Venue: Edificio Povo 2, via Sommarive nr. 9, Povo (Tn) - Room B101
 At 4:00 p.m.

  • Patricia Regina Jusuf -  Australian Regenerative Medicine Institute, Monash University, Melbourne, Australia

During retinal development and regeneration diverse subtypes of neurons are generated from multipotent progenitor cells in a distinct and highly conserved histogenic birthorder. This process depends on the co-ordinated and fluid changes in gene expression patterns within these progenitors. Additionally, feedback signals from the developing environment can contribute to ensure the generation of a fully functioning, robustly organized retina. Using the rapid development, transgenic tools and imaging capabilities of the zebrafish, we investigate which aspects of neurogenesis such extrinsic signals may influence. Genetic knockout techniques were used to generate zebrafish, in which distinct neural populations within the retina were missing.
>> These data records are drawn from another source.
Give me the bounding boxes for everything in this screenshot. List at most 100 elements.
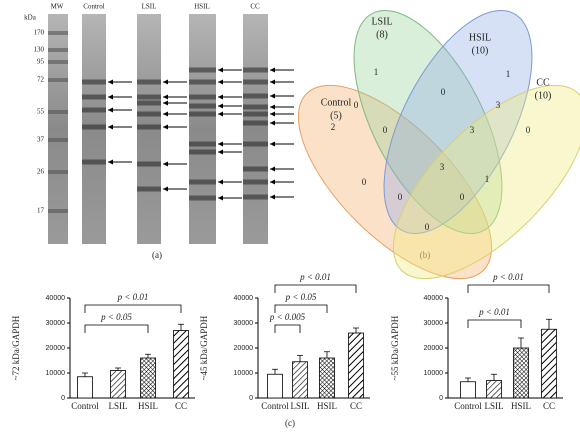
y-tick-label: 10000 xyxy=(424,370,444,377)
x-tick-label: CC xyxy=(350,401,362,411)
y-axis-label: ~72 kDa/GAPDH xyxy=(11,315,21,380)
x-tick-label: LSIL xyxy=(291,401,310,411)
marker-label: 26 xyxy=(37,168,45,176)
lane-label: MW xyxy=(51,3,64,11)
arrow-head xyxy=(270,120,275,126)
venn-set xyxy=(297,84,493,280)
lane-label: HSIL xyxy=(194,3,210,11)
blot-band xyxy=(243,166,268,172)
arrow-head xyxy=(163,161,168,167)
arrow-head xyxy=(270,104,275,110)
marker-label: 55 xyxy=(37,108,45,116)
error-bar xyxy=(115,367,121,371)
blot-band xyxy=(137,100,161,106)
blot-band xyxy=(137,186,161,192)
significance-bracket xyxy=(467,284,550,293)
blot-band xyxy=(243,120,268,126)
blot-band xyxy=(189,94,216,100)
significance-label: p < 0.01 xyxy=(299,272,331,282)
y-tick-label: 40000 xyxy=(234,295,254,302)
arrow-head xyxy=(270,111,275,117)
venn-region-count: 0 xyxy=(441,87,446,97)
x-tick-label: LSIL xyxy=(485,401,504,411)
venn-region-count: 0 xyxy=(354,100,359,110)
error-bar xyxy=(546,318,552,330)
bar xyxy=(292,361,308,399)
arrow-head xyxy=(163,124,168,130)
venn-region-count: 0 xyxy=(398,192,403,202)
error-bar xyxy=(353,327,359,333)
y-tick-label: 20000 xyxy=(234,345,254,352)
significance-label: p < 0.01 xyxy=(492,272,524,282)
blot-band xyxy=(243,93,268,99)
significance-bracket xyxy=(84,324,149,333)
venn-set-name: CC xyxy=(536,77,550,88)
marker-band xyxy=(48,110,68,114)
marker-label: 37 xyxy=(37,136,45,144)
error-bar xyxy=(272,368,278,375)
arrow-head xyxy=(218,111,223,117)
venn-region-count: 3 xyxy=(496,100,501,110)
venn-region-count: 3 xyxy=(440,162,445,172)
arrow-head xyxy=(270,67,275,73)
venn-set-name: Control xyxy=(321,97,352,108)
arrow-head xyxy=(270,194,275,200)
blot-band xyxy=(82,124,106,130)
error-bar xyxy=(518,337,524,348)
y-tick-label: 10000 xyxy=(234,370,254,377)
y-tick-label: 0 xyxy=(61,395,65,402)
x-tick-label: HSIL xyxy=(511,401,531,411)
arrow-head xyxy=(218,195,223,201)
significance-label: p < 0.005 xyxy=(269,312,306,322)
y-tick-label: 30000 xyxy=(234,320,254,327)
blot-band xyxy=(243,79,268,85)
y-axis-label: ~55 kDa/GAPDH xyxy=(390,315,400,380)
arrow-head xyxy=(163,111,168,117)
panel-label: (b) xyxy=(420,250,431,260)
error-bar xyxy=(491,373,497,381)
x-tick-label: CC xyxy=(175,401,187,411)
arrow-head xyxy=(270,79,275,85)
venn-set-count: (8) xyxy=(376,29,388,40)
blot-band xyxy=(137,124,161,130)
blot-band xyxy=(82,94,106,100)
marker-label: 130 xyxy=(34,46,45,54)
venn-set-name: LSIL xyxy=(371,16,392,27)
bar xyxy=(110,370,126,399)
significance-label: p < 0.01 xyxy=(478,307,510,317)
arrow-head xyxy=(218,94,223,100)
arrow-head xyxy=(163,94,168,100)
y-tick-label: 20000 xyxy=(46,345,66,352)
venn-region-count: 0 xyxy=(383,125,388,135)
marker-band xyxy=(48,60,68,64)
blot-band xyxy=(243,141,268,147)
y-tick-label: 0 xyxy=(439,395,443,402)
significance-bracket xyxy=(84,304,182,313)
bar xyxy=(486,380,502,399)
venn-set xyxy=(353,9,503,235)
error-bar xyxy=(145,353,151,358)
arrow-head xyxy=(108,159,113,165)
y-tick-label: 30000 xyxy=(424,320,444,327)
blot-band xyxy=(137,94,161,100)
error-bar xyxy=(178,323,184,331)
blot-band xyxy=(189,141,216,147)
marker-band xyxy=(48,48,68,52)
blot-band xyxy=(137,111,161,117)
blot-band xyxy=(243,104,268,110)
bar xyxy=(348,332,364,399)
venn-region-count: 1 xyxy=(374,67,379,77)
blot-band xyxy=(243,194,268,200)
venn-region-count: 0 xyxy=(460,192,465,202)
blot-band xyxy=(189,111,216,117)
marker-band xyxy=(48,78,68,82)
blot-band xyxy=(137,79,161,85)
significance-label: p < 0.01 xyxy=(117,292,149,302)
blot-band xyxy=(243,67,268,73)
y-tick-label: 40000 xyxy=(46,295,66,302)
significance-bracket xyxy=(274,284,357,293)
arrow-head xyxy=(270,179,275,185)
blot-band xyxy=(189,149,216,155)
blot-band xyxy=(137,161,161,167)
In the absence of these and their associated extrinsic signals, we find that the remaining retinal neurons still have the same birthdates, but that the expression of fate determinant factors of subsequent, but not earlier fates are delayed. During regeneration, we compared two different retinal injury models that ablate different populations of retinal neurons. In this setting, we show that regenerating progenitors are able to respond to these different environments and restore the ablated cell types preferentially. This suggests that extrinsic or environmental factors can and should be used to allow progenitors to regenerate the correctly balanced retinal architecture after injury. Together this work implies an important fine-tuning role for signals from different neuron types in the developing and regenerating retina that can direct progenitors towards specific cell fates to ensure that the final proportion of neural types and the correctly organized architecture of the retina is robustly generated.